State appropriations make up 37% of SUNY’s $8.3 billion adjusted operating revenue, according to Moody’s.

Student charges are the second-biggest component at 22%, followed by health-care related revenue derived from SUNY’s three medical centers at 21%, and grants and contracts at 17%.

Moody’s rates the SUNY bonds Aa2  and Fitch rates them AA-minus, both with stables.

Standard & Poor’s rates outstanding SUNY dormitory lease revenue bonds AA-minus with a stable outlook.

Moody’s looked favorably on Gov. David Paterson’s proposal this year to allow SUNY and CUNY more independent tuition-setting powers, but the plan was not enacted.

CUNY and SUNY have played an important role in economic development policies in New York and their future is a subject in the November gubernatorial elections.

Attorney General Andrew Cuomo, the Democratic candidate, has called for a greater state role in promoting partnerships between the universities and industry to turn research into new business.

He also called for the state to support new business incubators on college campuses and to provide tax credits for technology companies’ internship programs.

Businessman Carl Paladino, the Republican candidate, similarly wants to use the universities’ research programs and facilities to foster economic development, a campaign spokesman said.

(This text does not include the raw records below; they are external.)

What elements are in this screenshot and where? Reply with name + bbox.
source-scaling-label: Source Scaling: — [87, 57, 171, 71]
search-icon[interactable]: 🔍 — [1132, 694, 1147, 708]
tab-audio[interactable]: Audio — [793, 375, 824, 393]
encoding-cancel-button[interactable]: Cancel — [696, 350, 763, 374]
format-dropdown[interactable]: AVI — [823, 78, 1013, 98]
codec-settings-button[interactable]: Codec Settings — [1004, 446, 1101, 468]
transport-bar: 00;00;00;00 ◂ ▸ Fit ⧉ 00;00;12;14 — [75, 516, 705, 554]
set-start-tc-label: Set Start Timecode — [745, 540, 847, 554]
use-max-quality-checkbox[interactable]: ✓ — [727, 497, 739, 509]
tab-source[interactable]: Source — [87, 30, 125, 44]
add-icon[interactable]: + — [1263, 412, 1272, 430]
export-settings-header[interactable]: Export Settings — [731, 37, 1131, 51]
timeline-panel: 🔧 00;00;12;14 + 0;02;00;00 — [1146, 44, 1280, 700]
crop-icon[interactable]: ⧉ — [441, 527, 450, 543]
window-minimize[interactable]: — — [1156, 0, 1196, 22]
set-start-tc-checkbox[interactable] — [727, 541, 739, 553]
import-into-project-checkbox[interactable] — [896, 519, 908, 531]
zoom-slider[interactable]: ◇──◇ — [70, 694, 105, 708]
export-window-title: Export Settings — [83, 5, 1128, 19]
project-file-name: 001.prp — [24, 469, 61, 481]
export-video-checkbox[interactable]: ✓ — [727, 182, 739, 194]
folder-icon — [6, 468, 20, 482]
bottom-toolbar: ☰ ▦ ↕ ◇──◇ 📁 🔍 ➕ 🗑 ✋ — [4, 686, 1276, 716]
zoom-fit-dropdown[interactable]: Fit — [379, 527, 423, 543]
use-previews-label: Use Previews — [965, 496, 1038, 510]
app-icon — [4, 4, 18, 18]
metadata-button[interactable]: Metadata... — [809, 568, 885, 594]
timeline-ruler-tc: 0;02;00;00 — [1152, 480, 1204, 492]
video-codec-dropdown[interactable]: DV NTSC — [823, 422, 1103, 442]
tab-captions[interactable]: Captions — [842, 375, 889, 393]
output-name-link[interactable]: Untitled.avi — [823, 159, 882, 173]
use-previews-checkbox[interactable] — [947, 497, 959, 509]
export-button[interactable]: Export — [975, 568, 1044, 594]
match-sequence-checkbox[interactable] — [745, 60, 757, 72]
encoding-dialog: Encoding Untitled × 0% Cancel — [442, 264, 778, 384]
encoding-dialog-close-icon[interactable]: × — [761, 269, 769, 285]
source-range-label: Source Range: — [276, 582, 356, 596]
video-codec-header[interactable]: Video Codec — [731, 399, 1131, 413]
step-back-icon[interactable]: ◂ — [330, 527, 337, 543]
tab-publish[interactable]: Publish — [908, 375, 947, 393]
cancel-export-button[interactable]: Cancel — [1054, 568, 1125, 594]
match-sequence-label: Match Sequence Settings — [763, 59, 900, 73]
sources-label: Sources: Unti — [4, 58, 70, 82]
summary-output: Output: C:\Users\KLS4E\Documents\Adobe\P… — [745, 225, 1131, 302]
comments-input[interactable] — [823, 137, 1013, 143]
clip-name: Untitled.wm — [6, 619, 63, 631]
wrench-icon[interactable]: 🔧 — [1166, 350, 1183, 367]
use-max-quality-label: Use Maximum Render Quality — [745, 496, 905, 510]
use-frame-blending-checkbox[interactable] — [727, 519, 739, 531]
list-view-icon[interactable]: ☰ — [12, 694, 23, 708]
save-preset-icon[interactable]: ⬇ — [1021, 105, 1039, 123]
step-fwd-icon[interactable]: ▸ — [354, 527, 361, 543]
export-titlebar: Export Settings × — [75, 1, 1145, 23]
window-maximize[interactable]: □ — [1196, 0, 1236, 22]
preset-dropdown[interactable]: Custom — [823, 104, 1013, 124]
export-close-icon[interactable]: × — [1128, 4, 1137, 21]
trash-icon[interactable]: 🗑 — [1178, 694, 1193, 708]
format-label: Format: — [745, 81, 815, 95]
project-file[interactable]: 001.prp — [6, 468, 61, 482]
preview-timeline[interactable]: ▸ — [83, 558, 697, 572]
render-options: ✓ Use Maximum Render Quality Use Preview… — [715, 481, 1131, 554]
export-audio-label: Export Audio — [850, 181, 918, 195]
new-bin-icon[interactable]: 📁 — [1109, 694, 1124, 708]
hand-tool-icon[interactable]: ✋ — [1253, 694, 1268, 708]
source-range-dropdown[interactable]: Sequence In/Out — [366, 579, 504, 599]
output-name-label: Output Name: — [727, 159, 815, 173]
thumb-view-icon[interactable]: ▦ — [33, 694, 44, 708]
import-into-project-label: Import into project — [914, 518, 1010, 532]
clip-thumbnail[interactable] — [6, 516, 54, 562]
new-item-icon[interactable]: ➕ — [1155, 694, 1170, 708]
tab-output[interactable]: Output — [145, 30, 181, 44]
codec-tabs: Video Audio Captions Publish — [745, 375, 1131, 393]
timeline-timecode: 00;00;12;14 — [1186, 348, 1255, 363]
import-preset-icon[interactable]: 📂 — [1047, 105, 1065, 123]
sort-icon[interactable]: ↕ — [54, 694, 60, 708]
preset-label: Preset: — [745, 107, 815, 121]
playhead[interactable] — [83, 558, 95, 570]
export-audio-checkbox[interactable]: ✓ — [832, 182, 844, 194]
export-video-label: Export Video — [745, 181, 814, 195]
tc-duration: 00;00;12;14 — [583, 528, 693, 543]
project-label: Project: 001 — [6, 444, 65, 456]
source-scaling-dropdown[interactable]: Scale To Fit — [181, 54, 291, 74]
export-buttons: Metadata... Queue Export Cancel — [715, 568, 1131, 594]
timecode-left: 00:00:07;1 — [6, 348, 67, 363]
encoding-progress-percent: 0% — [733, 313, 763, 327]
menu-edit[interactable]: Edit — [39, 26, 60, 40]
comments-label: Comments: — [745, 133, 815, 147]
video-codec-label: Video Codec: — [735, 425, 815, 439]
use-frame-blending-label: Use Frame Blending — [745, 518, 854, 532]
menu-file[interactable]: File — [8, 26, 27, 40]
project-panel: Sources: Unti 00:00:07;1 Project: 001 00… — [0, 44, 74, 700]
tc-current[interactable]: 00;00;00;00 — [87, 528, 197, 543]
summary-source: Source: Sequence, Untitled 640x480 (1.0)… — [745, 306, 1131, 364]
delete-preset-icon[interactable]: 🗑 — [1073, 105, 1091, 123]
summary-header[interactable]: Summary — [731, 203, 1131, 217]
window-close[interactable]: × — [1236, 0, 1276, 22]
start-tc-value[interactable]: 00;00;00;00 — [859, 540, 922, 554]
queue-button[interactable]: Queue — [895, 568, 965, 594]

Paladino would also cut back on administration expenses and increase tuition for non-resident students, the spokesman said.

Elizabeth Lynam, deputy research director at the Citizens Budget Commission, a fiscal watchdog organization, said that the state’s public universities “can serve as a center for public-private partnerships, for the development of new technologies that can be leveraged to grow the economy.”

“Human capital is an essential ingredient of any economic development strategy and SUNY and CUNY are at the heart of that,” she said.

“It’s a very large system and there are substantial resources in that system, so it will undoubtedly play an important part in any future governor’s effort to spark the economy in New York.”

Lynam said the model for the state is the Albany NanoTech Complex, an 800,000-square-foot complex where major technology firms — including IBM, Intel, and Sematech — conduct research and development in partnership with the College of Nanoscale Science and Engineering of the University at Albany.

“That’s been very successful so if we can use that template and develop centers of excellence using SUNY and CUNY as a centerpiece of that effort, then any future economic development efforts would be more successful,” Lynam said.